The highly commended images from the Veolia Environnement Wildlife Photographer of the Year 2011 competition are revealed today.
Ron McCombe has been highly commended for his image Extreme foraging in the Behaviour: Birds category of Veolia Environnement Wildlife Photographer of the Year, the international competition recognised as the ‘Oscars’ of nature photography.
Three weeks of snow had forced this female red grouse down from the high moor to the lower slopes of the Lmamermuir Hills in an attempt to find food. There was a bitter east wind bringing the temperature down to -10°C (14°F).
Territorial strut, highly commended image by Ross Hoddinott © Ross Hoddinott/ Veolia EnvironnementWildlife Photographer of the Year 2011
Ron says, 'She had to stand on tiptoe to pick the seeds at the top of the heather. It looked so elegant, even though the situation was so harsh. It’s hard to imagine how they find enough food to survive such a winter.’
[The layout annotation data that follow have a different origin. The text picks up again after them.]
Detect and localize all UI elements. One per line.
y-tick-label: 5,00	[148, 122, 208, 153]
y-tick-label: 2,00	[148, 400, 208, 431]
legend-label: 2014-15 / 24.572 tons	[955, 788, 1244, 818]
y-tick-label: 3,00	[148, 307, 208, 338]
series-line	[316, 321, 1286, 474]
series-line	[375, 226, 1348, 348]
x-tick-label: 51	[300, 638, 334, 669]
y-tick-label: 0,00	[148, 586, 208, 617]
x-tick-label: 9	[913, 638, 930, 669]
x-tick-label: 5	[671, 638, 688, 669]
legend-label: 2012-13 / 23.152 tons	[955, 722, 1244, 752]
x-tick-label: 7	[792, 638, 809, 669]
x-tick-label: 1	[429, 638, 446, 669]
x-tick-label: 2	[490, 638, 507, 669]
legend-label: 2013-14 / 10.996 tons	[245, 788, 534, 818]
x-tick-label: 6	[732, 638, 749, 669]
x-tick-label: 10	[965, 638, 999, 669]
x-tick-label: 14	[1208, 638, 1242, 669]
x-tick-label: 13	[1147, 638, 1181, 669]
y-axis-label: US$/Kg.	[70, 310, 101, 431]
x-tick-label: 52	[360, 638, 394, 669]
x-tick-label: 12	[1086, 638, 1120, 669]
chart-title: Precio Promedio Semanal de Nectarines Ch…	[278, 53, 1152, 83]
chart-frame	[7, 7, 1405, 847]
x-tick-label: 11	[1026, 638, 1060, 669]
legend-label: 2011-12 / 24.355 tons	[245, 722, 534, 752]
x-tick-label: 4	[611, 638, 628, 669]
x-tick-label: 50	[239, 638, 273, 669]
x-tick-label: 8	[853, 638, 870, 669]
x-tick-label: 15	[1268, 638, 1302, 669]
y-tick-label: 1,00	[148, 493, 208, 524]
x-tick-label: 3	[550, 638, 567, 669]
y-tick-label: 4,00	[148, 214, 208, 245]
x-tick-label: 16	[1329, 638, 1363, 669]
Ross Hoddinott has been highly commended for his image Territorial strut, in the Animal Portraits category.
Ross’s Devon garden was covered in thick snow after southern Britain experienced an unusually cold spell last December. This robin is striking a warning pose, scattering snow in response to an approaching male.
Ross captured the moment by setting his exposure meter so it wasn’t fooled by the brightness of the snow and using a shutter speed fast enough to freeze the movement but slow enough to blur the motion of the scattering snow.
The photographs by Ron McCombe and Ross Hoddinott are among 108 images hand-picked by a jury of industry-recognised experts from a pool of almost 41,000 entries from 95 countries. You can see the highly commended images now online at www.nhm.ac.uk/wildphoto.
The images will feature in the critically acclaimed photographic showcase consisting of winning, runner-up and commended photographers that makes its debut at the Natural History Museum on 21 October 2011. The exhibition also tours nationally and internationally.
Interactive stations provide an insight into what the judges, scientists and the photographers think about each photograph.
Veolia Environnement Wildlife Photographer of the Year is owned by the Natural History Museum and BBC Wildlife Magazine.
The competition uniquely combines the work of gifted amateurs, professionals and young photographers. It celebrates the beauty and magnificence of the world in which we live, as well as acting as a stark reminder of the fragility of nature.